Based on recommendations from a few friends, I watched the following documentaries: Forks Over Knives (highly recommend), Food, Inc., and Fat, Sick, and Nearly Dead. I've read "Choose to Lose" by Chris Powell, "Eat to Live" by Dr. Joel Furhman, parts of "The China Study", and just finished reading "The Engine 2 Diet" by Rip Esselstyn.
Have I gone completely Vegan? No. Since July 29th (because that's when I started tracking my weight, exercise, and food), I have restricted my consumption of meat (chicken, fish, and eggs --oh I did have a burger ONCE) and dairy to about 1-2 times a week. The rest of the time I really have tried hard to incorporate a whole foods, plant-based diet. After watching the documentaries and reading the books I mentioned above, it all makes so much sense. A lot of you probably think I'm a whack-a-doo, but I really don't care. I'm taking care of my body and cleaning out the toxins.
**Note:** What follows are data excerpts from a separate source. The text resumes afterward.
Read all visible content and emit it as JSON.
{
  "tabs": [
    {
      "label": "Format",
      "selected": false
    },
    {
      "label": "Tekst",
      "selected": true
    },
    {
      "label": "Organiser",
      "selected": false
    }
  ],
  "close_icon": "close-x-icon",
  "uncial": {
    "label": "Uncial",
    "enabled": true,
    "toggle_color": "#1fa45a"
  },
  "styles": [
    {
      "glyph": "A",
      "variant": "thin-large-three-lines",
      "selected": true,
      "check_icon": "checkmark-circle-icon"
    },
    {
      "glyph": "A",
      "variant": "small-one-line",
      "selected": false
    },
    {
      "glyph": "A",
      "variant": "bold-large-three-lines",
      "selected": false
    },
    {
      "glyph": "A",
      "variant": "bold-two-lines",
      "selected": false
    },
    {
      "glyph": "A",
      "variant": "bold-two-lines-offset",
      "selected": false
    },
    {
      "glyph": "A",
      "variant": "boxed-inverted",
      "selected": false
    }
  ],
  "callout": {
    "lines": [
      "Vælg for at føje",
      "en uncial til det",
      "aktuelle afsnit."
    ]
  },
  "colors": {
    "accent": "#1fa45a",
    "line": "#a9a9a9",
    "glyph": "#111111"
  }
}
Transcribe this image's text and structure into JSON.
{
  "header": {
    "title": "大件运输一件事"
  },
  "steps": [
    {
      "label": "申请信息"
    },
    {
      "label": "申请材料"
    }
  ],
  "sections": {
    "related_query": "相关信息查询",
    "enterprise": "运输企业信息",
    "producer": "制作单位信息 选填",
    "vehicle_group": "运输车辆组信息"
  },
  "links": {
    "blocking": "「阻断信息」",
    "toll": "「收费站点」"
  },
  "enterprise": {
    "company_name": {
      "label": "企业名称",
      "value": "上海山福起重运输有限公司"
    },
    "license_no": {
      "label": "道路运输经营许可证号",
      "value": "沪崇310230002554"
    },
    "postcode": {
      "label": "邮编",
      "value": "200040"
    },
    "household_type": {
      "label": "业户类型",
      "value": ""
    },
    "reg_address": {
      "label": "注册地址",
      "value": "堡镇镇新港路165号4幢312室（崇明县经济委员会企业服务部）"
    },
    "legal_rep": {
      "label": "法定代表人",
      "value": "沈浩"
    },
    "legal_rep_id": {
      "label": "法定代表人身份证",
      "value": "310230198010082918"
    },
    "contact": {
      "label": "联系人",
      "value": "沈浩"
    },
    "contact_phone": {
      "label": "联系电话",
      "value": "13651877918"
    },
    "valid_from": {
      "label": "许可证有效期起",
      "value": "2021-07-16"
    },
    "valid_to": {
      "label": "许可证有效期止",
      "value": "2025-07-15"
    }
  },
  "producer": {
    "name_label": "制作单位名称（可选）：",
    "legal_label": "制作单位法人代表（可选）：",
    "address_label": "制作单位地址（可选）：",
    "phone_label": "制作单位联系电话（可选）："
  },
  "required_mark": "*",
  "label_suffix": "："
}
As of today, I've lost 20 pounds! I accomplished my goal by today, which was awesome, and I know I'll keep reaching my goals because the fat and pounds just keep falling off. I walk or do some kind of heart-rate-increasing activity almost every day (usually at an incline), weights here and there, and I've lost 3 inches in my waist. I weighed about 204 when I started the new goals in July. Today I weigh 183.6, and I'm wearing a women's size 16, but regular not wide! Why am I giving you my numbers? Because I know this lifestyle is for the rest of my life, I know it works, and I know the numbers will keep decreasing. I have mini goals of 5 pounds at a time, but my final goal weight is 135. That's 48.4 more pounds! I don't care how long it takes, because I know I'll get there... but I really HOPE to reach this goal by the end of February.
When I talked to my grandpa about this a few weeks ago, he said, "That's the way to do it!" And I remembered that after his heart attack about 20 years ago, he reversed his heart disease by eating this way and avoided a double or triple bypass surgery! I had totally forgot about that. I'm sure he's probably not still eating like this, but the point is he knows it works and that motivated me even more.
In writing this post today, I'm making a new statement and a new goal. I taking the Engine 2 challenge, and I'm going 100% whole foods/plant-based foods for 28 days (this means no animal proteins including meat, eggs, and dairy) starting Monday. Since I've already been eating this way about 85% of the time for the past 6 weeks, I'm thinking it shouldn't bee too hard. Wish me luck!
May Happenings
8 years ago
1 comment:
I am late reading this because my google account settings were all messed up. You are doing very well and I am wishing you luck but I think your determination is the biggest factor and you have that. I do not think you are a whacka doo or whatever. I asm not at the point you are in determination but I have drastically changed a lot of my eating habits since you started this. I am losing weight and pray that I will continue to have the determination to do so. Thanks.